“您沒有準備什么底牌,來克制大騎士嗎?”
“我和參謀僧侶們推演了多次,沒有辦法。”哈庫托板著臉。
“你們明明都知道對方有大騎士了,為什么會沒有辦法?”波訥德還是不敢相信。
參謀長佩蒂埃還沒回答,貝爾納多嘴巴卻是連珠炮一般開說了:
“我們知道對方有大騎士又如何?
那我問你,他跑多快?他穿的什么甲?他能戰斗多長時間?他加持了什么賜福?”
波訥德說不出話來。
“這些你不知道,我們都不知道。
我們知道的只有對方有兩個大騎士,博德曼是大貴族出身,拉夫爾是王室騎士出身。
大騎士的具體情報和數據,誰給我們啊?
天底下的大騎士就那幾個,封鎖消息太簡單了。
我倒是詢問了法蘭密探,法蘭也有大騎士,他們說考慮考慮,就一直考慮到現在。”
波訥德越聽臉色便越白:“參謀部沒有做預案?那這不是什么底牌都沒有嗎?”
“你掀一張底牌,我掀一張底牌,看誰的底牌更多……你當玩紙牌呢?”貝爾納多忍不住譏諷了一句。

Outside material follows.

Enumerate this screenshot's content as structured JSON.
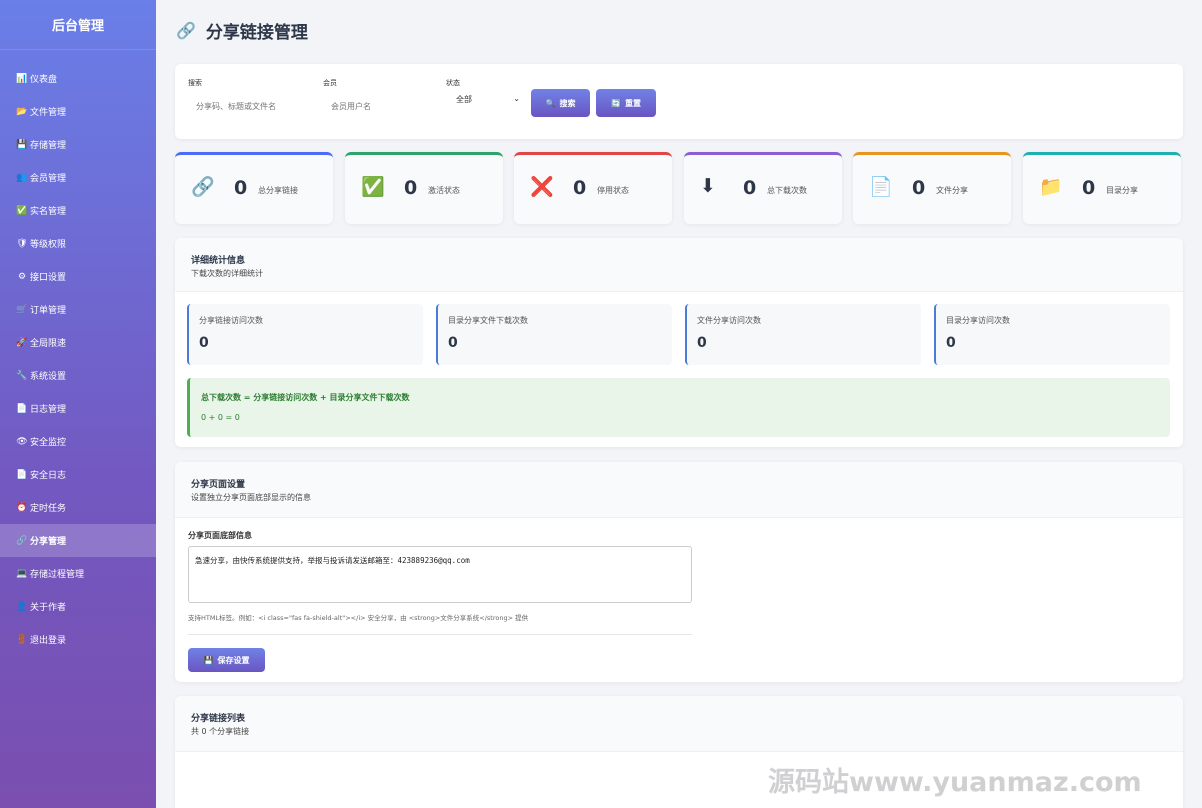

踢了一腳貝爾納多的小腿,佩蒂埃瞪了他一眼,樞密僧侶中也有參謀僧侶和文書僧侶之分。
貝爾納多這批參謀僧侶,看波訥德這種文書僧侶不爽很久了。
正在更衣換甲的霍恩倒是絲毫沒有緊張的情緒:“要說克制大騎士的法子有沒有,有的波訥德,有的。”
霍恩攤開雙手,任由小忠嗣為他套上鐵手套:“比如用發條齒輪驅動的鋼鐵戰車,必秒。
但現在,我們沒有這種武器,唯一的法子就只有殺死他的馬,將他從馬上逼下來步戰,然后近距離用發條炮轟擊他。

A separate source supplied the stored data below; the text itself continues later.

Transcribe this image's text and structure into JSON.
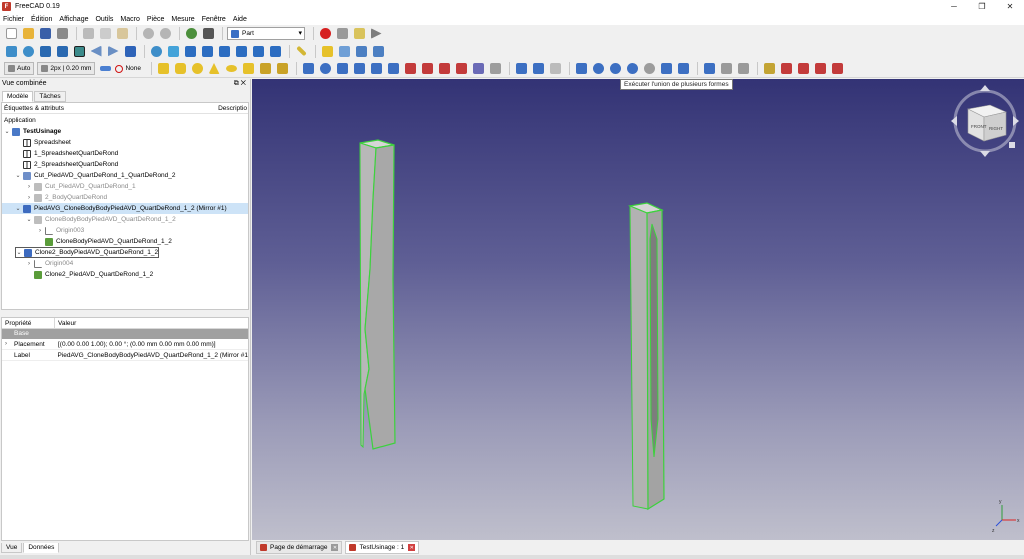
{
  "window": {
    "title": "FreeCAD 0.19",
    "app_icon": "freecad-icon"
  },
  "menu": [
    "Fichier",
    "Édition",
    "Affichage",
    "Outils",
    "Macro",
    "Pièce",
    "Mesure",
    "Fenêtre",
    "Aide"
  ],
  "toolbar": {
    "workbench": "Part",
    "auto_label": "Auto",
    "line_width": "2px | 0.20 mm",
    "none_label": "None"
  },
  "tooltip": "Exécuter l'union de plusieurs formes",
  "combo_view": {
    "title": "Vue combinée",
    "tabs": [
      "Modèle",
      "Tâches"
    ],
    "tree_header": {
      "labels": "Étiquettes & attributs",
      "desc": "Descriptio"
    },
    "tree": [
      {
        "label": "Application",
        "depth": 0,
        "icon": "",
        "arrow": ""
      },
      {
        "label": "TestUsinage",
        "depth": 1,
        "icon": "ico-doc",
        "arrow": "v",
        "bold": true
      },
      {
        "label": "Spreadsheet",
        "depth": 2,
        "icon": "ico-sheet",
        "arrow": ""
      },
      {
        "label": "1_SpreadsheetQuartDeRond",
        "depth": 2,
        "icon": "ico-sheet",
        "arrow": ""
      },
      {
        "label": "2_SpreadsheetQuartDeRond",
        "depth": 2,
        "icon": "ico-sheet",
        "arrow": ""
      },
      {
        "label": "Cut_PiedAVD_QuartDeRond_1_QuartDeRond_2",
        "depth": 2,
        "icon": "ico-cut",
        "arrow": "v"
      },
      {
        "label": "Cut_PiedAVD_QuartDeRond_1",
        "depth": 3,
        "icon": "ico-grey",
        "arrow": ">",
        "grey": true
      },
      {
        "label": "2_BodyQuartDeRond",
        "depth": 3,
        "icon": "ico-grey",
        "arrow": ">",
        "grey": true
      },
      {
        "label": "PiedAVG_CloneBodyBodyPiedAVD_QuartDeRond_1_2 (Mirror #1)",
        "depth": 2,
        "icon": "ico-blue",
        "arrow": "v",
        "sel": true
      },
      {
        "label": "CloneBodyBodyPiedAVD_QuartDeRond_1_2",
        "depth": 3,
        "icon": "ico-grey",
        "arrow": "v",
        "grey": true
      },
      {
        "label": "Origin003",
        "depth": 4,
        "icon": "ico-origin",
        "arrow": ">",
        "grey": true
      },
      {
        "label": "CloneBodyPiedAVD_QuartDeRond_1_2",
        "depth": 4,
        "icon": "ico-clone",
        "arrow": ""
      },
      {
        "label": "Clone2_BodyPiedAVD_QuartDeRond_1_2",
        "depth": 2,
        "icon": "ico-blue",
        "arrow": "v",
        "edit": true
      },
      {
        "label": "Origin004",
        "depth": 3,
        "icon": "ico-origin",
        "arrow": ">",
        "grey": true
      },
      {
        "label": "Clone2_PiedAVD_QuartDeRond_1_2",
        "depth": 3,
        "icon": "ico-clone",
        "arrow": ""
      }
    ],
    "props": {
      "col_property": "Propriété",
      "col_value": "Valeur",
      "group": "Base",
      "rows": [
        {
          "name": "Placement",
          "value": "[(0.00 0.00 1.00); 0.00 °; (0.00 mm  0.00 mm  0.00 mm)]",
          "arrow": ">"
        },
        {
          "name": "Label",
          "value": "PiedAVG_CloneBodyBodyPiedAVD_QuartDeRond_1_2 (Mirror #1)",
          "arrow": ""
        }
      ]
    },
    "bottom_tabs": [
      "Vue",
      "Données"
    ]
  },
  "navcube": {
    "front": "FRONT",
    "right": "RIGHT"
  },
  "axis_labels": {
    "x": "x",
    "y": "y",
    "z": "z"
  },
  "view_tabs": [
    {
      "label": "Page de démarrage",
      "active": false
    },
    {
      "label": "TestUsinage : 1",
      "active": true
    }
  ],
  "colors": {
    "accent": "#3d6bbf",
    "record": "#d62020",
    "edge": "#3cd23c"
  }
}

這就是當初我們殺死孔岱親王的辦法,這就是我們當前的目標。”
“那就想辦法殺他的馬啊,比如用螺線銃!”波訥德趕緊追問。
“你以為參謀部沒推演過嗎?龍血馬的馬甲太硬,馬毛下還有鱗片。”
“那用發條炮。”
“大騎士速度太快,發條炮準頭太差,除非他站在原地讓我們打,否則打中的概率微乎其微。”
“那……”
“所有武器我們都推演過了,要說克制大騎士的法子的確有,但那要賭!一著不慎,咱們兩萬人都得葬送在這!”
波訥德的嘴唇都顫動起來。
一旁穿鐵靴的霍恩卻是笑了起來:“你想想,當初我們在帕維亞村,面對敕令連有什么底牌?”
“……”
“當初我們在奶酪灣,面對半步大騎士的孔岱親王,有什么底牌?”
“……”
“不會總能有克制對方的底牌和辦法,那就是犯了機會主義的錯誤。”拍拍膝蓋,霍恩站起身,“從第二次千河谷戰爭開始,我們內部整頓政治,統一思想,爭取法蘭支援,征募新兵團。
在瑙安河防線,我們消耗了敵人上萬兵力,馬倫坡之戰,我們又一舉殲滅敵軍兩萬。
在拉丹堡,我們擊潰了兩萬邊境騎士,嘉莉率領四千山地騎兵,幫我牽制走了荊棘園的兩萬軍隊。